Description
Homework 6: Inference in Graphical Models, MDPs
Introduction
Please type your solutions after the corresponding problems using this LATEX template, and start each problem on a new page.
Please submit the writeup PDF to the Gradescope assignment ‘HW6’. Remember to assign pages for each question.
Please submit your LATEX file and code files to the Gradescope assignment ‘HW6 – Supplemental’.
You can use a maximum of 2 late days on this assignment. Late days will be counted based on the latest of your submissions.
Problem 1 (Explaining Away + Variable Elimination 15 pts)
We have three binary variables: rain R, wet grass G, and sprinkler S. We assume the following factorization of the joint distribution:
Pr(R,S,G) = Pr(R)Pr(S)Pr(G|R,S).
The conditional probability tables look like the following:
Pr(R = 1) = 0.25
Pr(S = 1) = 0.5 Pr(G = 1|R = 0,S = 0) = 0
Pr(G = 1|R = 1,S = 0) = .75
Pr(G = 1|R = 0,S = 1) = .75 Pr(G = 1|R = 1,S = 1) = 1
1. Draw the graphical model corresponding to the factorization. Are R and S independent? [Feel free to use facts you have learned about studying independence in graphical models.]

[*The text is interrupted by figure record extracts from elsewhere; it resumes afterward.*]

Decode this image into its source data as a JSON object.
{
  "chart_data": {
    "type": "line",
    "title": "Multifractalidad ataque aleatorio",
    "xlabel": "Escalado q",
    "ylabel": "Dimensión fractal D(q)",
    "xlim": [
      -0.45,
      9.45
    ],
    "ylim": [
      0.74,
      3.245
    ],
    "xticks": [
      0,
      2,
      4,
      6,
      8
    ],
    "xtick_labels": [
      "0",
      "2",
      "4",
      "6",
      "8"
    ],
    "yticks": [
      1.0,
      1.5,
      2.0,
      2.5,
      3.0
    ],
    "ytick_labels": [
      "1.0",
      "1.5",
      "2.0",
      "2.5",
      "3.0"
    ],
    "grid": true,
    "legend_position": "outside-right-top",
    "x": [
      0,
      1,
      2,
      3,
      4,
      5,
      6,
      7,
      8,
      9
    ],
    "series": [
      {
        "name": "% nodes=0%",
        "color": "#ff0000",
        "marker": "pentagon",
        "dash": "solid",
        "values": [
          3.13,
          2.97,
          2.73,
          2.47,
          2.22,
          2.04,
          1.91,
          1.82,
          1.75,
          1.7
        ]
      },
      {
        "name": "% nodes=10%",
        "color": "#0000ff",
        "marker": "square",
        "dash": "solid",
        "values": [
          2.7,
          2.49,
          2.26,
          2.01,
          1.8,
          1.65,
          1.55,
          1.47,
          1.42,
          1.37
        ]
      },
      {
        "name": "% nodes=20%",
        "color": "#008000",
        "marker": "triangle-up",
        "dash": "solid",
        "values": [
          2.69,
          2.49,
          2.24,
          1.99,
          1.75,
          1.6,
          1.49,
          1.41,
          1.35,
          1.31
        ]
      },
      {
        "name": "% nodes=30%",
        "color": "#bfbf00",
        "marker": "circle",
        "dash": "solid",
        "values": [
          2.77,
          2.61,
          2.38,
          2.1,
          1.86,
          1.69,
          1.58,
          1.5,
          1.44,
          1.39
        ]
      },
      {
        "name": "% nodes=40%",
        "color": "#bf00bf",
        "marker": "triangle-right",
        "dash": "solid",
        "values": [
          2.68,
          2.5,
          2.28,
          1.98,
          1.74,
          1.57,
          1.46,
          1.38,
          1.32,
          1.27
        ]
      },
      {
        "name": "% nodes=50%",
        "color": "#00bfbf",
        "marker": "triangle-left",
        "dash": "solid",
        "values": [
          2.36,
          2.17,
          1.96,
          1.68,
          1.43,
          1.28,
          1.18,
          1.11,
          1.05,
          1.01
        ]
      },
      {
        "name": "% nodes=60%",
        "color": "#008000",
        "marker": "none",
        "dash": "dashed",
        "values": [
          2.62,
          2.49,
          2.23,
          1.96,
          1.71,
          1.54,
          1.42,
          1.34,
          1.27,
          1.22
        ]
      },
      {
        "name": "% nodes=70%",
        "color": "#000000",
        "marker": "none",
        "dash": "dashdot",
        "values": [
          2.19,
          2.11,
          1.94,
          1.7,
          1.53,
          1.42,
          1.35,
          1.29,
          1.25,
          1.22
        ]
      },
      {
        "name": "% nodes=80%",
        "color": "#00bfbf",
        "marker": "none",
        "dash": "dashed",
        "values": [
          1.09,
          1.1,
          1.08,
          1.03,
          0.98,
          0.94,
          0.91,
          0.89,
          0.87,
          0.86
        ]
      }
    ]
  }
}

2. You notice it is raining and check on the sprinkler without checking the grass. What is the probability that it is on?
3. You notice that the grass is wet and go to check on the sprinkler (without checking if it is raining). What is the probability that it is on?
4. You notice that it is raining and the grass is wet. You go check on the sprinkler. What is the probability that it is on?
5. What is the “explaining away” effect that is shown above?
Consider if we introduce a new binary variable, cloudy C, to the the original three binary variables such that the factorization of the joint distribution is now:
Pr(C,R,S,G) = Pr(C)Pr(R|C)Pr(S|C)Pr(G|R,S).
6. For the marginal distribution Pr(R), write down the variable elimination expression with the elimination ordering S,G,C (where S is eliminated first, then G, then C).
7. For the marginal distribution Pr(R), write down the variable elimination expression with the elimination ordering C,G,S.
8. Give the complexities for each ordering. Which elimination ordering takes less computation?
Solution:
Problem 2 (Policy and Value Iteration, 15 pts)
This question asks you to implement policy and value iteration in a simple environment called Gridworld. The “states” in Gridworld are represented by locations in a two-dimensional space. Here we show each state and its reward:
Also, the agent does not receive the reward of a state immediately upon entry, but instead only after it takes an action at that state. For example, if the agent moves right four times (deterministically, with no chance of slipping) the rewards would be +0, +0, -50, +0, and the agent would reside in the +50 state. Regardless of what action the agent takes here, the next reward would be +50.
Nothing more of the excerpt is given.